Pela difração de pó de Raios X foi possível verificar
diferenças entre as amostras contendo paládio antes da
dopagem com o alcalóide, do paládio dopado com a cinchonina
e da amostra contendo o paládio após a remoção do dopante
com dimetilsulfóxido (DMSO).
Foi mostrado por difração de Raios X que o paládio dopado
com a cinchonina possui sinais correspondentes a Carbono,
Nitrogênio e Oxigênio na amostra na faixa entre 15º e 35º,
mostrando que a dopagem foi efetiva, já que esses sinais não
aparecem na amostra com paládio antes da dopagem. Após a
extração da molécula orgânica com o DMSO esses sinais também
não são percebidos, mostrando que a extração do alcalóide
foi eficaz.
A quiralidade do metal foi comprovada em vários experimentos
realizados em colaboração com o grupo do professor Ron
Naaman, do Instituto de Ciência Weizmann, em Rehovot,
Israel. Como todos os metais, o paládio apresenta efeito
fotoelétrico: quando um fóton de alta energia atinge o
metal, um elétron é ejetado.
A distribuição de energia fotoelétrica realizada nas
amostras com paládio sem nenhuma modificação quiral mostrou
que a intensidade da luz polarizada no sentido horário
coincide com a intensidade da luz polarizada no sentido
anti-horário, demonstrando que não há quiralidade no metal.
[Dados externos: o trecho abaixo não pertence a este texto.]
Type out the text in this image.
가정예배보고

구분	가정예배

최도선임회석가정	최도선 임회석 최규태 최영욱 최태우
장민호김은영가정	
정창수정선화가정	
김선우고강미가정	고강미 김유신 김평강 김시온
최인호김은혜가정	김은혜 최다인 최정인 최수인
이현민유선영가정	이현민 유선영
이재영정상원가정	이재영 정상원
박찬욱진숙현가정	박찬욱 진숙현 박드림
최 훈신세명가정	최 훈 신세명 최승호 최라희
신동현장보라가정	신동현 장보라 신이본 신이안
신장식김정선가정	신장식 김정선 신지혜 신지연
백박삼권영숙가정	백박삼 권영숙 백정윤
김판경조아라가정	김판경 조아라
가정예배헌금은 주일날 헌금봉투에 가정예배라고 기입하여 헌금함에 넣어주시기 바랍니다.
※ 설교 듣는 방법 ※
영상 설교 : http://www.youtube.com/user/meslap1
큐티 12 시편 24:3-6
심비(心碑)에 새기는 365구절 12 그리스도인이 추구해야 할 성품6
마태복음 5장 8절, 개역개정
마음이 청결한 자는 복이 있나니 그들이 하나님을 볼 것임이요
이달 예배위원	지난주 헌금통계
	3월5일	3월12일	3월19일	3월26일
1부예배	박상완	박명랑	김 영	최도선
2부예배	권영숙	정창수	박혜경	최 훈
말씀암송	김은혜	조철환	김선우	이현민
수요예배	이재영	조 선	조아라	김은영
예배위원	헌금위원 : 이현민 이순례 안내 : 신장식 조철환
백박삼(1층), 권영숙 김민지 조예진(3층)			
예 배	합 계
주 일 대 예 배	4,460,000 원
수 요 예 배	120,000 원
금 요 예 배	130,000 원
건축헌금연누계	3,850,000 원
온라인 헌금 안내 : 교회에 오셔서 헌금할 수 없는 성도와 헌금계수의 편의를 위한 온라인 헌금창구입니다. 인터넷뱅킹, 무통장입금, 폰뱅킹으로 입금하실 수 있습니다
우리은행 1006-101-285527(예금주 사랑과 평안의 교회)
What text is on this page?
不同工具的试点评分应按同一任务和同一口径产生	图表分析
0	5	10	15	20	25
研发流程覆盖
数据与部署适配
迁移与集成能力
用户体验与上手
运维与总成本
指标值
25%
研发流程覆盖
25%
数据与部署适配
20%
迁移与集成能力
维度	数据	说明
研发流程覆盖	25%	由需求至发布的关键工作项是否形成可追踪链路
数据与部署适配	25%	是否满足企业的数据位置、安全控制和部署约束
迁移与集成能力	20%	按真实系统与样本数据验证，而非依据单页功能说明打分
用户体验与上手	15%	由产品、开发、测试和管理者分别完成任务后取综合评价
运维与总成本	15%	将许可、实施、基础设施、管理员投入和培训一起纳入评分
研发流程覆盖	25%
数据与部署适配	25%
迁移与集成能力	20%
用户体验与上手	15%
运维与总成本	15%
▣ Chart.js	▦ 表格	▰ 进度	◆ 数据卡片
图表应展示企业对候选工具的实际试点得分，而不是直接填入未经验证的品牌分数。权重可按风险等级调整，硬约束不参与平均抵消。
Isso já não acontece nas amostras com paládio após a dopagem
e após a extração da molécula orgânica com DMSO. Como o
material mostrou diferentes interações com a luz,
demonstrou-se que a quiralidade foi conferida ao paládio
pela molécula orgânica extraída.
Os materiais contendo o paládio dopado com as moléculas
orgânicas foram aplicados em reações enantiosseletivas. Como
exemplo, na hidrogenação da isoforona, foi usado paládio
dopado com cinchonidina (CD) ou com cinchonina (CN),
seu pseudoenantiômero, resultando em 16% de
excesso enantiomérico (ee) do isômero (R) e
6,5% de ee do isômero (S), respectivamente (Esquema
2).
Entretanto, utilizando o paládio antes da dopagem ou quando
a molécula orgânica foi retirada do catalisador dopado, não
houve estereosseletividade na reação.
Isso indica que o alcalóide quiral deve se coordenar ao
substrato para realizar essas reações enantiosseletivas.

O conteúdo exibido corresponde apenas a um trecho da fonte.